Bien qu'il n'eût aucun bagage littéraire, le duc d'Audiffret-Pasquier appartenait, depuis 1878, à l'Académie française, où il hérita du fauteuil de Mgr Dupanloup; suivant une de ses traditions, la Compagnie avait voulu surtout honorer en lui l'éloquence parlementaire.

Documents et Informations

Un record électoral.

Ce record assez curieux, c'est assurément en France une commune du Gard qui le détient, d'après les renseignements précis que nous adresse un de nos correspondants. En effet, dans l'espace d'un an, du 1er mai 1904 au 14 mai 1905, à Quissac, chef-lieu de canton de l'arrondissement du Vigan, il n'y a pas eu moins de sept élections: 1° le 1er mai 1904, élection du conseil municipal; 2° le 1er août, élection d'un conseiller d'arrondissement; 3° le 23 octobre, élection d'un conseiller général; 4º le 20 novembre, nouvelle élection d'un conseiller d'arrondissement, par suite de démission; 5° le 11 décembre, élections complémentaires au conseil municipal, pour le remplacement de 7 démissionnaires; 6° le 5 février 1905, même opération pour la même cause; 7° le 14 mai 1905, élections municipales nécessitées par la dissolution du conseil.
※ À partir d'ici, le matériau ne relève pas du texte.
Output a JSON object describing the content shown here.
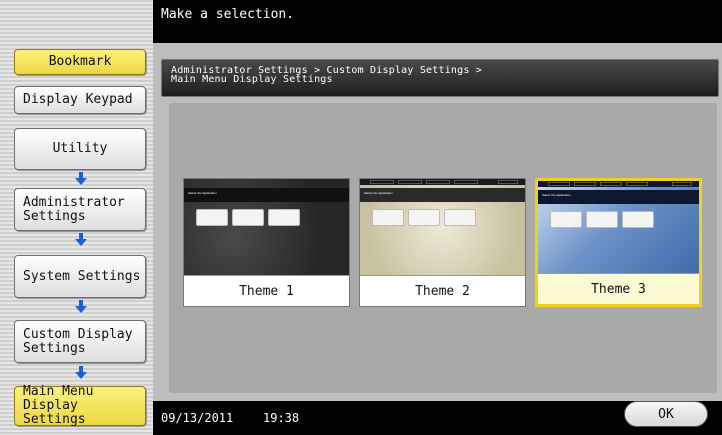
{
  "header": {
    "message": "Make a selection."
  },
  "sidebar": {
    "bookmark_label": "Bookmark",
    "display_keypad_label": "Display Keypad",
    "steps": [
      {
        "label": "Utility"
      },
      {
        "label": "Administrator\nSettings"
      },
      {
        "label": "System Settings"
      },
      {
        "label": "Custom Display\nSettings"
      },
      {
        "label": "Main Menu\nDisplay Settings"
      }
    ]
  },
  "breadcrumb": "Administrator Settings > Custom Display Settings >\nMain Menu Display Settings",
  "themes": [
    {
      "label": "Theme 1",
      "thumb_title": "Select the Application",
      "selected": false
    },
    {
      "label": "Theme 2",
      "thumb_title": "Select the Application",
      "selected": false
    },
    {
      "label": "Theme 3",
      "thumb_title": "Select the Application",
      "selected": true
    }
  ],
  "footer": {
    "date": "09/13/2011",
    "time": "19:38",
    "ok_label": "OK"
  },
  "colors": {
    "accent_yellow": "#f1d218",
    "arrow_blue": "#1f5fd6",
    "header_black": "#000000"
  },
  "icons": {
    "step_arrow": "arrow-down-icon"
  }
}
Les électeurs de Quissac, on le voit, n'ont guère chômé, et cette fréquence des consultations du suffrage universel n'est peut-être pas l'indice d'un parfait accord entre les divers éléments d'une population que divise notamment la question religieuse (elle compte un tiers de catholiques et deux tiers de protestants). Or, étant donné qu'il s'agit d'une localité de ce Midi où les passions politiques sont vives et les têtes chaudes, la seule mention d'une pareille série de scrutins évoque tout d'abord l'image de scènes violentes: désordres, bagarres, urnes renversées, bulletins lacérés, invectives réciproques, pugilats, intervention de la gendarmerie, procès-verbaux dressés. Eh bien, fait à noter, pendant la période agitée qu'elle vient de traverser, la petite ville provençale ne connut pas ces déplorables incidents; malgré les divergences d'opinions, le devoir civique s'y accomplit avec une parfaite dignité et, du sage esprit de tolérance qui règne à Quissac, on ne saurait donner une preuve plus concluante que ce détail typique: les jours de vote, les partisans des candidats opposés «font la manille» ensemble!
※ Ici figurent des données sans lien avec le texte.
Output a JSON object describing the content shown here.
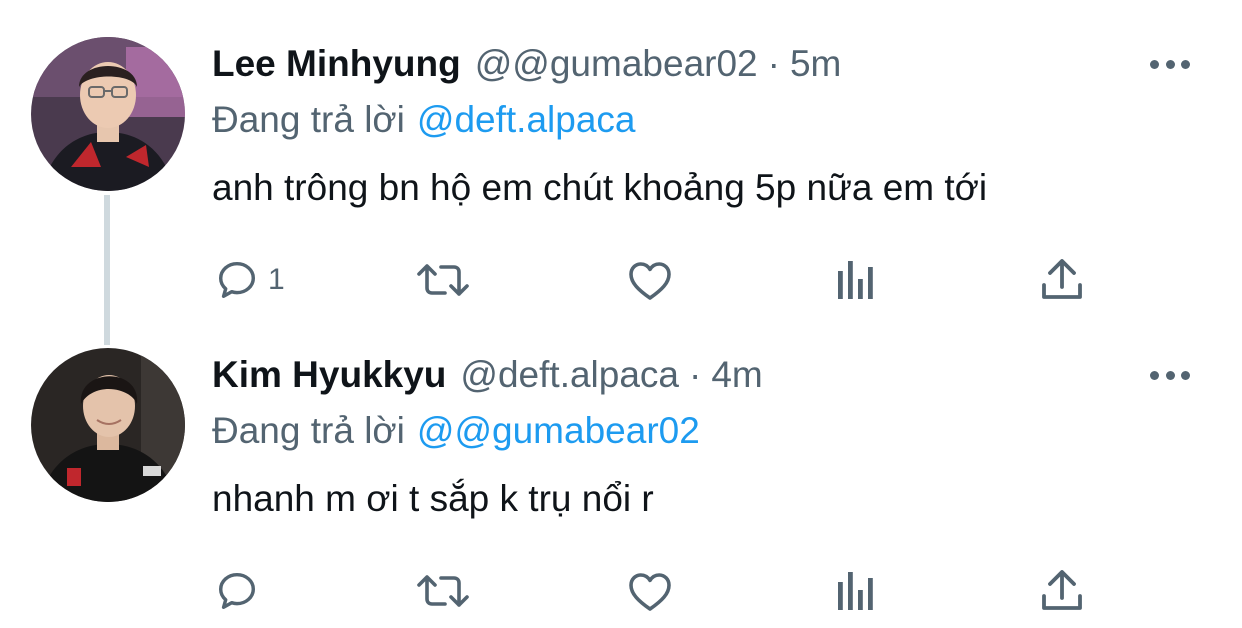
{
  "tweets": [
    {
      "name": "Lee Minhyung",
      "handle": "@@gumabear02",
      "separator": "·",
      "time": "5m",
      "replying_label": "Đang trả lời",
      "replying_to": "@deft.alpaca",
      "text": "anh trông bn hộ em chút khoảng 5p nữa em tới",
      "reply_count": "1",
      "avatar_icon": "user-avatar-photo"
    },
    {
      "name": "Kim Hyukkyu",
      "handle": "@deft.alpaca",
      "separator": "·",
      "time": "4m",
      "replying_label": "Đang trả lời",
      "replying_to": "@@gumabear02",
      "text": "nhanh m ơi t sắp k trụ nổi r",
      "reply_count": "",
      "avatar_icon": "user-avatar-photo"
    }
  ],
  "icons": [
    "reply-icon",
    "retweet-icon",
    "like-icon",
    "views-icon",
    "share-icon",
    "more-icon"
  ],
  "colors": {
    "text": "#0f1419",
    "secondary": "#536471",
    "link": "#1d9bf0",
    "thread_line": "#cfd9de"
  }
}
Etudiants et docteurs en médecine.

La nouvelle loi militaire ralentira-t-elle le mouvement qui porte les jeunes gens vers les études médicales? La chose est probable et souhaitable.

En attendant, le nombre des diplômes de docteur délivrés en 1903-1904 a été de 1.143, supérieur de 27 au nombre de l'année précédente; et celui des élèves inscrits au P. C. N. va toujours en augmentant. En 1905, il atteint le chiffre 1.692, le plus élevé qui ait été noté depuis l'application des nouveaux programmes.

Il faut cependant remarquer que le nombre des étudiants en médecine s'est abaissé d'un millier, dans l'espace des dix dernières années: de 7.779 en 1895, il n'est plus, cette année, que de 6.763.

Malheureusement, le nombre des étudiants étrangers a également diminué de moitié, tombant, dans le même intervalle, de 1.137 à 613.